4. The surface of the Diskworld is a disk which rotates (counter-clockwise looking down) with angular frequency $\Omega$ about a perpendicular axis passing through its center. Diskworld gravitational acceleration is of magnitude $g$, and is everywhere directed normal to the disk. A projectile is launched from the surface of the disk at a point whose radial distance from the axis of rotation is $R$. The initial velocity of the projectile (in a co-rotating frame) is of magnitude $v_0$, is directly radially outwards, and is inclined at an angle $\alpha$ to the horizontal. What are the radial and tangential displacements of the impact point from that calculated by neglecting the centrifugal and Coriolis forces? Neglect air resistance. You may assume that the displacements are small compared to both $R$ and the horizontal range of the projectile.

5. Demonstrate that the Coriolis force causes conical pendulums to rotate clockwise and counter-clockwise with slightly different angular frequencies. What is the frequency difference as a function of terrestrial latitude?

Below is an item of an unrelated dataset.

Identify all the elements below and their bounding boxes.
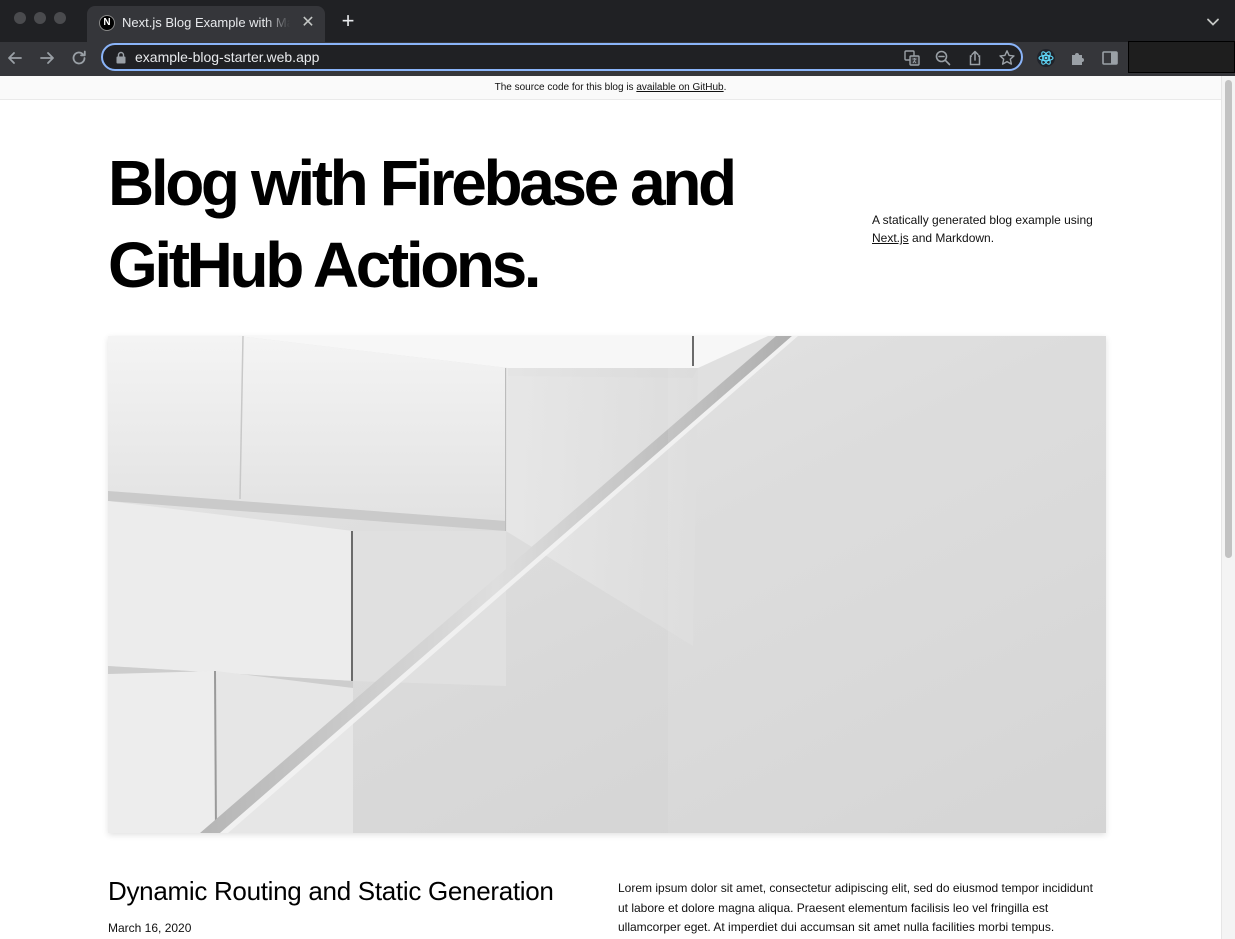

6. A satellite is in a circular orbit of radius $a$ about the Earth. Let us define a set of co-moving Cartesian coordinates, centered on the satellite, such that the $x$-axis always points toward the center of the Earth, the $y$-axis in the direction of the satellite's orbital motion, and the $z$-axis in the direction of the satellite's orbital angular velocity, $\mbox{\boldmath$\omega$}$. Demonstrate that the equation of motion of a small mass in orbit about the satellite are
   

   $$\ddot{x} = 3\,\omega^2\,x + 2\,\omega\,\dot{y},$$

   $$\ddot{y} = -2\,\omega\,\dot{x},$$

   
   
   assuming that $\vert x\vert/a\ll 1$ and $\vert y\vert/a\ll 1$. You may neglect the gravitational attraction between the satellite and the mass. Show that the mass executes a retrograde (i.e., in the opposite sense to the satellite's orbital rotation) elliptical orbit about the satellite whose period matches that of the satellite's orbit, and whose major and minor axes are in the ratio $2:1$, and are aligned along the $y$- and $x$-axes, respectively.